I limiti imposti dalla legge delega al Codice delle Assicurazioni (v. art. 4,
I comma, lett. a) e b), della l. n. 229/2003) non consentivano, infatti, al legislatore di escludere le azioni già precedentemente previste dall’ordinamento in favore del danneggiato; come correttamente evidenziato dalla miglior
dottrina [Peccenini, Guida breve alla nuova disciplina dell’assicurazione della r.c.a, Padova, 2006, 59] si configurerebbe una grave e palese violazione
degli artt. 3, 24 e 76 Cost. se al danneggiato, qualora ricorressero i requisiti
per l’applicazione della procedura di risarcimento diretto, fosse preclusa la
facoltà di promuovere un giudizio risarcitorio nei confronti del responsabile del danno ex art. 2054 c.c., obbligandolo a convenire in giudizio il solo
istituto assicuratore del veicolo utilizzato.
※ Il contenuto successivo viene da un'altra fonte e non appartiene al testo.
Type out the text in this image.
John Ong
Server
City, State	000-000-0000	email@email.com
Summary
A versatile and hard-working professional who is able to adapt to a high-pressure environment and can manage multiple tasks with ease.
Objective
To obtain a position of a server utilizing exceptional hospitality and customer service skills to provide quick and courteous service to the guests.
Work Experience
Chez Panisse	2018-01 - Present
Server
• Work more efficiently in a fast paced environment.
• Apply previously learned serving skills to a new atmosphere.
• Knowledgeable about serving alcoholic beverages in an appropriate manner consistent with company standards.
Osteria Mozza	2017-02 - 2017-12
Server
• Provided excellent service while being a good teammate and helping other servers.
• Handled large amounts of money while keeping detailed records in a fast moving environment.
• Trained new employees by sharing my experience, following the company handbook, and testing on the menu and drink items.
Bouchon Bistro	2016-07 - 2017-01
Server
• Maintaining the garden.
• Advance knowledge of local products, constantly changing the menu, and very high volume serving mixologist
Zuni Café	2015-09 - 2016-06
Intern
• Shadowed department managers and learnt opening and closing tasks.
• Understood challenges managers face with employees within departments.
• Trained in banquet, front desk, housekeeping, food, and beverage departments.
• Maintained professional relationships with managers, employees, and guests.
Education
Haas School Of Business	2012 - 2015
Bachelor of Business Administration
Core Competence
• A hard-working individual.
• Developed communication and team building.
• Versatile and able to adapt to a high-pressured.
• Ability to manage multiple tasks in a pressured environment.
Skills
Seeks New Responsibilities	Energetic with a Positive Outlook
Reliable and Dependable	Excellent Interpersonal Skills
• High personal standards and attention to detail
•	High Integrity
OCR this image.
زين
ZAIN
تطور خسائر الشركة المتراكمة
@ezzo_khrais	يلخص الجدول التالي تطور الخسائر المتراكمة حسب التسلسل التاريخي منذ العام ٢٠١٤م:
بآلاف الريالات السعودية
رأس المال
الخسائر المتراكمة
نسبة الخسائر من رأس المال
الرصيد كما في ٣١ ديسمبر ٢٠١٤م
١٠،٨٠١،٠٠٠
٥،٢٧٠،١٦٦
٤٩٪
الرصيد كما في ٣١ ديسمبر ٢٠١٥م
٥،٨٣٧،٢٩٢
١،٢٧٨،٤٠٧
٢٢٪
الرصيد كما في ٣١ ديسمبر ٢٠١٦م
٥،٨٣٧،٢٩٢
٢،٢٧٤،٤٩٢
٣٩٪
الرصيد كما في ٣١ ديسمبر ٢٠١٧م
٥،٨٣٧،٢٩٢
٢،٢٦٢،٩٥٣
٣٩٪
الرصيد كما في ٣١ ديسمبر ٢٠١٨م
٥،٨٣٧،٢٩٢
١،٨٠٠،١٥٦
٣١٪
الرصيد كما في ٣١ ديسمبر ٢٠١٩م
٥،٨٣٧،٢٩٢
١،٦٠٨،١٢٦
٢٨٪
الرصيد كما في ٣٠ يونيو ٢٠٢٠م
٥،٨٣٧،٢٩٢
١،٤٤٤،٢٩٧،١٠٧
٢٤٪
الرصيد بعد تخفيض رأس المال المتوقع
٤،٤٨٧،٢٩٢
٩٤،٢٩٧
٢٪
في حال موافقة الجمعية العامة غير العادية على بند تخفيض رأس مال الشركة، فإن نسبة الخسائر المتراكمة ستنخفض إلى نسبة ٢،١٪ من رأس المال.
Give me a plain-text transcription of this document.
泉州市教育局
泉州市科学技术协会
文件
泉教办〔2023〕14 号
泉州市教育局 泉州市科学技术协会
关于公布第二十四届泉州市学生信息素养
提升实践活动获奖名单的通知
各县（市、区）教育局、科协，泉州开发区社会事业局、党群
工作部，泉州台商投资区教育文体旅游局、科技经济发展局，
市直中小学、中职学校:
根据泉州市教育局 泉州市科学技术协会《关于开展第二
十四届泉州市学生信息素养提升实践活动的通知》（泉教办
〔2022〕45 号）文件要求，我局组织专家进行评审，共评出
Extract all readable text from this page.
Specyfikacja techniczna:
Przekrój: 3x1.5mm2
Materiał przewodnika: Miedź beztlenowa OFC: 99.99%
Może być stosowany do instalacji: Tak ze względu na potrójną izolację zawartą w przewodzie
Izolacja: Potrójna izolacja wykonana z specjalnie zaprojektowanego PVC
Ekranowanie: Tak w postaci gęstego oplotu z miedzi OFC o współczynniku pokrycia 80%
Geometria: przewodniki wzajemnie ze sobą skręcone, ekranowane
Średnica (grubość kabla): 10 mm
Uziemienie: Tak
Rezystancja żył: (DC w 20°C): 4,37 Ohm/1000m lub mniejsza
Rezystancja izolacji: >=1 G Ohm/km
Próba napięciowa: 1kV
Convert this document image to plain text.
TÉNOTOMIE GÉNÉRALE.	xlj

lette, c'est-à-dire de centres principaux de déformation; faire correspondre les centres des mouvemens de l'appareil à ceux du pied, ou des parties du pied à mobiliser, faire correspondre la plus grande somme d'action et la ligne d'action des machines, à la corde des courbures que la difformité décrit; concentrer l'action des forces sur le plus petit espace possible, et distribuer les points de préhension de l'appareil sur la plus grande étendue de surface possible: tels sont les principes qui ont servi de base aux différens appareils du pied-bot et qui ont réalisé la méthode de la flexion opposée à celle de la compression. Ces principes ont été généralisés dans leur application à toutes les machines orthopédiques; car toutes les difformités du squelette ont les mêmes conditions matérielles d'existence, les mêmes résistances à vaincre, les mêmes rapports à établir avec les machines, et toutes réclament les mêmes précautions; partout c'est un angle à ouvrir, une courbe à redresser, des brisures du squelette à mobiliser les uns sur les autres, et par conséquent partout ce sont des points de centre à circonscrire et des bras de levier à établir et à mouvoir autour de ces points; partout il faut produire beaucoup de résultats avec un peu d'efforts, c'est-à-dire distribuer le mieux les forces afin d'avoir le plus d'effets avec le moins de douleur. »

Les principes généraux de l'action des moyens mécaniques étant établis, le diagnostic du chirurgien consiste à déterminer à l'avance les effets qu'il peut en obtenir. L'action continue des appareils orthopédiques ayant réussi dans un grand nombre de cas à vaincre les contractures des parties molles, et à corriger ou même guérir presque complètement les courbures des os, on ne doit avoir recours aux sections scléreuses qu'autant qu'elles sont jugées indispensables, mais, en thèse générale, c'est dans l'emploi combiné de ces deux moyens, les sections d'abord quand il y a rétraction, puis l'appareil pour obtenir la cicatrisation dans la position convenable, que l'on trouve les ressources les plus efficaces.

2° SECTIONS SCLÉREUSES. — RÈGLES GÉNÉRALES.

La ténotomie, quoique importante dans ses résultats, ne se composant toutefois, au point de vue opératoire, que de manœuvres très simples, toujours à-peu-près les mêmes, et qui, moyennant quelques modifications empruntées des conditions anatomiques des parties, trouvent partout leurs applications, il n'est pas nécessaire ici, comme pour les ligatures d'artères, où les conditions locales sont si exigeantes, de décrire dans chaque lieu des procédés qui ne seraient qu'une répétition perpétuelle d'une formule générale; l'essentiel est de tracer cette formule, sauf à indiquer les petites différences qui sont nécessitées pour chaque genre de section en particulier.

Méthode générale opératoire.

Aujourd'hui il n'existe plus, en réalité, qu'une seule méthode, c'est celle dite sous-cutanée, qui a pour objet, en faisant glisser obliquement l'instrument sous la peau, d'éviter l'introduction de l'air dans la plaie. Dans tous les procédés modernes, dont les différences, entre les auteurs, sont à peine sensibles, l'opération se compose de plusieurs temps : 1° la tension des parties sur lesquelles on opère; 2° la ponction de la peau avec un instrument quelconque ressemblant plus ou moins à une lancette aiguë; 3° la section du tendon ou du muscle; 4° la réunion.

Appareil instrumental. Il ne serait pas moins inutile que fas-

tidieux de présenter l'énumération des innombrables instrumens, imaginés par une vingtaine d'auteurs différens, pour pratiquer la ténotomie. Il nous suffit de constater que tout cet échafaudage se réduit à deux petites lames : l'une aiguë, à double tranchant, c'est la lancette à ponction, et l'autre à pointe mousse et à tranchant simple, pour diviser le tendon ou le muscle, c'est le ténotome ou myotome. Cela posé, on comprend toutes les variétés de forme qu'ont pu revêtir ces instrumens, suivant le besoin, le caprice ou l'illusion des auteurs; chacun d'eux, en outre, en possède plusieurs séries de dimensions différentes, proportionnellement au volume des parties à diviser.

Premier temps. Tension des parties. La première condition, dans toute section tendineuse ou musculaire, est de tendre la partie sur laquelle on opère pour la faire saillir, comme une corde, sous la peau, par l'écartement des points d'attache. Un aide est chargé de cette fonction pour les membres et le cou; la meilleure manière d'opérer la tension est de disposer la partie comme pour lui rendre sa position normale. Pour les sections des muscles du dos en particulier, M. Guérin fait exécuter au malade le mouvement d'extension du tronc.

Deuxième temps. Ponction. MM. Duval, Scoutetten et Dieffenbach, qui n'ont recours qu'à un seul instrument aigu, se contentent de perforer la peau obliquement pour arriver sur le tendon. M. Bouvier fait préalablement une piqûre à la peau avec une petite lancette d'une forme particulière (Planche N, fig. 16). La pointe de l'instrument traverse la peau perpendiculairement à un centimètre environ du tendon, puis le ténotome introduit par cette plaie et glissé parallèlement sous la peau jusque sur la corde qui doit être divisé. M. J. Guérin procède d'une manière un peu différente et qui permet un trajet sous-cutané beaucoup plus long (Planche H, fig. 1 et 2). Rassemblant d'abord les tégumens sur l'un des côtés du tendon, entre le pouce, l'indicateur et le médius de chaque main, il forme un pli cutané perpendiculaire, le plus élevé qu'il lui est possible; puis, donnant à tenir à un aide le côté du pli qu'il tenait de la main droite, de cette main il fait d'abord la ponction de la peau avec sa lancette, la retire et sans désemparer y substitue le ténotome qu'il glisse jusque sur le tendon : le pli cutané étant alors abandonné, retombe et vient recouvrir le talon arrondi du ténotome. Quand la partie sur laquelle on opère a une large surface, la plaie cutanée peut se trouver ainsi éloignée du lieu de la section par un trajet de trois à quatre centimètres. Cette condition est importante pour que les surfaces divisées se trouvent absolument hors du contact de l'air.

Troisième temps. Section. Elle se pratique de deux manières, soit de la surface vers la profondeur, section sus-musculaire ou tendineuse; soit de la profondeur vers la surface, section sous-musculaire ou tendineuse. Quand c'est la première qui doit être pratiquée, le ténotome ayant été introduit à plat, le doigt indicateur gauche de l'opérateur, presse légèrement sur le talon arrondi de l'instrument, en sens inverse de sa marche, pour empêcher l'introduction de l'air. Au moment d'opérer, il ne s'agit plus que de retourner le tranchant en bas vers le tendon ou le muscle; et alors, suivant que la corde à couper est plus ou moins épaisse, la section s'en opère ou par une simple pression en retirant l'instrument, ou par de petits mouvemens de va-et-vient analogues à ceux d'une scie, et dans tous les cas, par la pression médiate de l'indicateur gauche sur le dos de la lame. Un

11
Questa interpretazione del dettato normativo è stata di recente accolta dalla stessa Corte Costituzionale la
quale, chiamata ad esaminare la conformità degli artt. 149 e 150 Cod. ass. in
relazione agli artt. 3, 24 e 76 della Costituzione ha ribadito, con le ordinanze n. 441 del 23 dicembre 2008 e n. 180 del 19 giugno 2009, che i Giudici
hanno l’obbligo di interpretare in maniera costituzionalmente orientata le
norme sospettate di illegittimità: le disposizioni introdotte dal Codice delle
Assicurazioni si limitano “a rafforzare la posizione dell’assicurato rimasto
danneggiato, considerato soggetto debole, legittimandolo ad agire direttamente nei confronti della propria compagnia assicuratrice, senza peraltro
togliergli la possibilità di fare valere i suoi diritti secondo i principi
della responsabilità civile dell’autore del fatto dannoso” (per un’applicazione di tale principio nella giurisprudenza di merito si veda G.d.p.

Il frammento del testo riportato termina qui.